Spend time doing competitive keyword research, too. You can use tools like iSpionage or KeywordSpy to discover keywords your competition targets for SEO and search marketing. You can get a good idea on budgets, keyword seasonality, and other competitive data to help you listen better.
Pay close attention to keywords your competition has been targeting for a long time. Those are often keywords that are important for brand awareness and/or conversions. These conversion-driven keywords are how you can begin listening smarter.
These tools often let you sort and export these keywords by search volume – and last seen date. These are important keyword metrics because it will help you focus your attention on the keyword phrases that are discussed and searched for the most. Your search marketing team should have a list of top keywords delivering lead and/or sales for the business.
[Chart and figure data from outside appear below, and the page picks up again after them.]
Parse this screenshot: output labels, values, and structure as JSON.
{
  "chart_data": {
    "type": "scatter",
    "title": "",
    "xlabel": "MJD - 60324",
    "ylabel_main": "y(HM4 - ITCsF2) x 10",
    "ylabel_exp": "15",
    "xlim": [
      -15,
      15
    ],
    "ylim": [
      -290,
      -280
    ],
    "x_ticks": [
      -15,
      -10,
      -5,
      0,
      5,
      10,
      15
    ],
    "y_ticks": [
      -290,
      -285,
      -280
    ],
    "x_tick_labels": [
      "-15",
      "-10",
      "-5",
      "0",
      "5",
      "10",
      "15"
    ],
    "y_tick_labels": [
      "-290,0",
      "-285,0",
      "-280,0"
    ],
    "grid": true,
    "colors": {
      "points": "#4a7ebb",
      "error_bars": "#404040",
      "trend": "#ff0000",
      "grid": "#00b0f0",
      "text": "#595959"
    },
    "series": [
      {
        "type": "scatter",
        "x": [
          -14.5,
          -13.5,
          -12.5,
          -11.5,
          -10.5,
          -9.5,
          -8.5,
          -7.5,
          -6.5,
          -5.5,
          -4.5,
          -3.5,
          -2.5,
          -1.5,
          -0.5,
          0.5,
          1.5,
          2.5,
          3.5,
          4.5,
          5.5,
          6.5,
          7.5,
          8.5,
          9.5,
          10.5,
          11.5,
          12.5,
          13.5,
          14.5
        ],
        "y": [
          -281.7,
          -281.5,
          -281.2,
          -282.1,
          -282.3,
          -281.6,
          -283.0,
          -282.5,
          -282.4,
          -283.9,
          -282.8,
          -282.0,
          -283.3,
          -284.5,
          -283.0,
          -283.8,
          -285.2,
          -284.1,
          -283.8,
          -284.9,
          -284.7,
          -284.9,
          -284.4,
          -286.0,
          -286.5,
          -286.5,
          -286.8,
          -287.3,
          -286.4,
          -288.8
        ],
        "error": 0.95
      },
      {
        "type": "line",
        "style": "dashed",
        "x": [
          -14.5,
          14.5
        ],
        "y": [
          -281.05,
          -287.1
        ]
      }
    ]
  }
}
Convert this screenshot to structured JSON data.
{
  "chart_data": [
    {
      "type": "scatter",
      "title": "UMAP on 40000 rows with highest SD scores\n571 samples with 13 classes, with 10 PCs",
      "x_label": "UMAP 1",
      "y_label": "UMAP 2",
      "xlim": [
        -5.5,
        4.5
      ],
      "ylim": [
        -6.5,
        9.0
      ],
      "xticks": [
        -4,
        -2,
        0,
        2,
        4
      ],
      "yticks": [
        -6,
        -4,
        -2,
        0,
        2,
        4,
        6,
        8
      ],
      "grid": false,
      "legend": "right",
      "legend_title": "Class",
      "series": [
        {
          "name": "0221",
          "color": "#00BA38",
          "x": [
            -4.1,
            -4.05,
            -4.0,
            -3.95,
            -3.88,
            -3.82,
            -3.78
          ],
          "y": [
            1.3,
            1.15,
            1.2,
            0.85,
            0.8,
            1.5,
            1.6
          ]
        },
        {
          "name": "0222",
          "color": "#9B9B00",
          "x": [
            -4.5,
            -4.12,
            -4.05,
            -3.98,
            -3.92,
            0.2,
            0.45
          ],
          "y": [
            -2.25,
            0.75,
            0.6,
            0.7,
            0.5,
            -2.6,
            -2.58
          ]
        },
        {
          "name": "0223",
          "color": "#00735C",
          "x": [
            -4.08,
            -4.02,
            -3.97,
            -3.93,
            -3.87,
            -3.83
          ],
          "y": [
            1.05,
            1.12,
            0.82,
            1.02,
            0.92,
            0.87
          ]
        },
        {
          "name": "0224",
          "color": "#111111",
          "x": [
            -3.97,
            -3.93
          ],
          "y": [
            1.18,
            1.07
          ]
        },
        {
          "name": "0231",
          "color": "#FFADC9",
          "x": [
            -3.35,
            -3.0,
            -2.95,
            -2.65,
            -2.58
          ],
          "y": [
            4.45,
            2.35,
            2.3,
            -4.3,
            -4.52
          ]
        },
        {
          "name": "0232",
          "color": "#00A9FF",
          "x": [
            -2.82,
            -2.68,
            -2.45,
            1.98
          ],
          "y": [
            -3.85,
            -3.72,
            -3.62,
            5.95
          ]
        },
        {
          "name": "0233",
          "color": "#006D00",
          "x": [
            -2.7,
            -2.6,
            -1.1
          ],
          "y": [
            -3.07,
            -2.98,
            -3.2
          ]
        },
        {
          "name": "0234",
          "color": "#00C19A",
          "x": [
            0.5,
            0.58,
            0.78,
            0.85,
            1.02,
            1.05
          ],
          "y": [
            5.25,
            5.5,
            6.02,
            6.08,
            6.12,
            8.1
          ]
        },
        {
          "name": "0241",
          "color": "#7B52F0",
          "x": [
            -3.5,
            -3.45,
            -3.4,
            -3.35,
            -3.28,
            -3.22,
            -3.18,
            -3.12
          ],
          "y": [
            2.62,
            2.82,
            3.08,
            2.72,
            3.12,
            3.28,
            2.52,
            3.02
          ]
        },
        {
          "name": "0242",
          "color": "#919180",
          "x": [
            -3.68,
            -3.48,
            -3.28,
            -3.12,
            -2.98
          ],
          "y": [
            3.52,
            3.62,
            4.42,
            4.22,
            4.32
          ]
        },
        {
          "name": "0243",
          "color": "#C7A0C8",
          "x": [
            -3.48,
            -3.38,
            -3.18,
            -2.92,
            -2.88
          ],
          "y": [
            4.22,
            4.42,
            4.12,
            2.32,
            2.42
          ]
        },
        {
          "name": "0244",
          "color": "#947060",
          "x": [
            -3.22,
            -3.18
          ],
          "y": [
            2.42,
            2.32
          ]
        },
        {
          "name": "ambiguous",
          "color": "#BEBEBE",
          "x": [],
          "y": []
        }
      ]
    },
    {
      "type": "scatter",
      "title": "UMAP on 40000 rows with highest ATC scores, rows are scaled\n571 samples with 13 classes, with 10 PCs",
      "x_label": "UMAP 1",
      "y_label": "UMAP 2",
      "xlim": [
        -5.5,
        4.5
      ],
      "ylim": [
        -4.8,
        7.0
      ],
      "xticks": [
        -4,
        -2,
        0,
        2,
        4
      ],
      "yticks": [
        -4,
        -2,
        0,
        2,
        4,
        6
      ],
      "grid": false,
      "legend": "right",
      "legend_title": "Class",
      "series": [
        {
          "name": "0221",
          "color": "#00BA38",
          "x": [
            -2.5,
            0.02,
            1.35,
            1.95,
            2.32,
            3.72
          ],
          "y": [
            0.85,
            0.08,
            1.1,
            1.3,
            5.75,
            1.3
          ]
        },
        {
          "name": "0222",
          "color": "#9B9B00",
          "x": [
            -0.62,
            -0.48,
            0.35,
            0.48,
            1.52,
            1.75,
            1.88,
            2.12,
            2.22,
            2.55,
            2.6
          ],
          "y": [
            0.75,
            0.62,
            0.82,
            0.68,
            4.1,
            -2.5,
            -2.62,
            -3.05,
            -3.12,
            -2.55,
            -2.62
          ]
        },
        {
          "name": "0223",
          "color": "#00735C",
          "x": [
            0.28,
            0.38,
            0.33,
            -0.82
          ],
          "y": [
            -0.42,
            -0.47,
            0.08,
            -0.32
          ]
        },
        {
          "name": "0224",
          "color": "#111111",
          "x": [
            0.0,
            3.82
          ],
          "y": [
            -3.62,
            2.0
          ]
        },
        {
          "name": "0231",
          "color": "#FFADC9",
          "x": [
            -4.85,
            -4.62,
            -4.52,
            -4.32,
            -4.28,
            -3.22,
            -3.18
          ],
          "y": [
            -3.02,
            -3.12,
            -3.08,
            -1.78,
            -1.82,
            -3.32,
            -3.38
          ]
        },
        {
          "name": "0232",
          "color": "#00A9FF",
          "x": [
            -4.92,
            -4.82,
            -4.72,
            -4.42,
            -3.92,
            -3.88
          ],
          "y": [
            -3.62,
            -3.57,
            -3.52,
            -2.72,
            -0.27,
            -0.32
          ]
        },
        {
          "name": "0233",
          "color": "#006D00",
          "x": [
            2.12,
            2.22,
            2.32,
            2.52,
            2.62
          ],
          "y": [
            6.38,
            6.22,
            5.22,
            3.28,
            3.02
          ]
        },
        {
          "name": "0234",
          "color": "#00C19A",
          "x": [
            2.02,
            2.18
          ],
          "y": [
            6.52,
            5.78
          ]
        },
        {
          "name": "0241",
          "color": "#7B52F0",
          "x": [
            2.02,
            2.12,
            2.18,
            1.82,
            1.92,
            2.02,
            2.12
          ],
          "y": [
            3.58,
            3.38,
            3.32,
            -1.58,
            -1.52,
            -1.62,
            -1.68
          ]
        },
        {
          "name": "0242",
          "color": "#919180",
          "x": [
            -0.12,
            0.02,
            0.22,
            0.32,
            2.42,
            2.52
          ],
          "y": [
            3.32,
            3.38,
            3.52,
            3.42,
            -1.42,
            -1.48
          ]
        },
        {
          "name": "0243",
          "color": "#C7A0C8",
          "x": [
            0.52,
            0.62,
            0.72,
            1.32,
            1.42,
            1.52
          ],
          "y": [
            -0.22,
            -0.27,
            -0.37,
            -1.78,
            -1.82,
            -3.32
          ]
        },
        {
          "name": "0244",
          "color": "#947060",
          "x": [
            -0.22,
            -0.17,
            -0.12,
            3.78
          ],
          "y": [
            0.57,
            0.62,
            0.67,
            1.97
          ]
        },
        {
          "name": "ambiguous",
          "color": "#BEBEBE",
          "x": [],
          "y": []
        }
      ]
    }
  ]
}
You should track keywords volume, seasonality, and where those conversations are taking place to help you with you social listening.
As you discover communities and websites where these key conversations are happening, share the list with your search marketing team. Those communities can be valuable places for advertising.
There are many other ways on how social listening can help with recruiting, sales, and employee advocacy. However, aside from helping your business lines, listening will help your brand engage, relate, and build community faster. We just need to be intentional about listening more.
What are ways you have found social listening has helped you?